Hot spot: Middle East

Out of the 11 emergency special sessions held by the Assembly, six pertain to the Middle East.

The initial session of its kind took place in 1956 to discuss the Arab-Israeli armistice agreements of 1949, which were being ignored due to the presence of foreign military on Egypt’s land near the Suez Canal.

At the meeting, the Assembly passed a group of resolutions which included a request for the Secretary-General to present a plan within 48 hours for the formation of an emergency United Nations Force. This force would be established with the agreement of the involved nations and would work to ensure a halt to hostilities.

In 1958 and 1967, additional emergency meetings were held to discuss topics related to the Middle East. In 1980, the focus was on the issue of Palestine, and in 1982, the discussion centered around the situation in the occupied Arab territories.

Open 24/7

Upon the request of United Nations member countries, emergency special sessions can be reconvened at any point in time, a practice that has been observed over the course of several years.

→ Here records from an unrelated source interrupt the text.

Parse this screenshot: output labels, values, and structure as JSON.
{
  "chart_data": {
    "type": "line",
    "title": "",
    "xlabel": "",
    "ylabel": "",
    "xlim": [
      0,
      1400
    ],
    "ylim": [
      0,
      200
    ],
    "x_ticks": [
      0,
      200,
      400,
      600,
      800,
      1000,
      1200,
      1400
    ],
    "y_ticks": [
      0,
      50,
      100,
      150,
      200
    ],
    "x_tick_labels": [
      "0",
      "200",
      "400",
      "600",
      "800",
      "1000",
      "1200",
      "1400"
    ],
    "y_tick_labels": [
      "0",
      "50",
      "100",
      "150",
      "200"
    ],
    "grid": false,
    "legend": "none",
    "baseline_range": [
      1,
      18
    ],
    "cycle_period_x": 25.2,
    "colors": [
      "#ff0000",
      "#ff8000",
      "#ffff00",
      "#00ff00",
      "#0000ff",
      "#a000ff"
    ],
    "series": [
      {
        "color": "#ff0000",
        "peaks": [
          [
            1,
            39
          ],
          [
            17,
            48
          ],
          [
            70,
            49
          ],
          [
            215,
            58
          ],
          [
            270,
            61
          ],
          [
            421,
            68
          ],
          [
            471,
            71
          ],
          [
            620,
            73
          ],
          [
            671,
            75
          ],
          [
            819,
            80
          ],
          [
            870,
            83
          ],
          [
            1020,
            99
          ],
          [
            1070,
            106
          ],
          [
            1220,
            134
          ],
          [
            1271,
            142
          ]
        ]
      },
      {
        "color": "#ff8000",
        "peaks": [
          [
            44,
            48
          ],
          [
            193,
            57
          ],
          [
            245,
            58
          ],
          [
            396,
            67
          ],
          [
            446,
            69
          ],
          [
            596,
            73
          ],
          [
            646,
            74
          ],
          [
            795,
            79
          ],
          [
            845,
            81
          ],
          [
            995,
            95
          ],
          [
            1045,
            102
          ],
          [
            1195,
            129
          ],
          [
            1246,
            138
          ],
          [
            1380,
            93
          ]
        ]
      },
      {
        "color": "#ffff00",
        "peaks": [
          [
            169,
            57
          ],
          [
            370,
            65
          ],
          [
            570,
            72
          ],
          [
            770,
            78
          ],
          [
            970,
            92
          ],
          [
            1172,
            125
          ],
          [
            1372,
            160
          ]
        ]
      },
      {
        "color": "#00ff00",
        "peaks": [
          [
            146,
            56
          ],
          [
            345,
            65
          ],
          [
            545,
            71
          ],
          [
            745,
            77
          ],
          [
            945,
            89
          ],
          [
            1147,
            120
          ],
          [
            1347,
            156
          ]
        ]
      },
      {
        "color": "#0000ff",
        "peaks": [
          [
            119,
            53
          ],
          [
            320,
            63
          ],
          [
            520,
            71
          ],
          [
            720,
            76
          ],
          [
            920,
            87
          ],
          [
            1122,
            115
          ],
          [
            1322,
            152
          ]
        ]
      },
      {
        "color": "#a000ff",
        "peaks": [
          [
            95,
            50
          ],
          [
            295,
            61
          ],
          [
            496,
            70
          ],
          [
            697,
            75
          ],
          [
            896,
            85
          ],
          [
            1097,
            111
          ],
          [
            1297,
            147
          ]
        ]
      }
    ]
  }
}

Last week, a group of nations submitted a request to the Assembly President to reconvene the tenth emergency special session due to a deadlocked Security Council.

The meeting, which was first held in 1997, addresses the issue of unlawful actions taken by Israel in Occupied East Jerusalem and the remaining Occupied Palestinian Territory.

At the start of the tenth session on October 26, the Assembly listened to a statement from the UN Permanent Observer of Palestine. Following that, Member States began their discussion of the issue.

The proposed resolution, while not legally binding, strongly advocates for peace.

Are you interested in finding out who voted and the reasons behind their vote on a particular resolution? The UN Dag Hammarskjöld Library has records of voting, explanations of votes, and related resolutions from all emergency special sessions available here.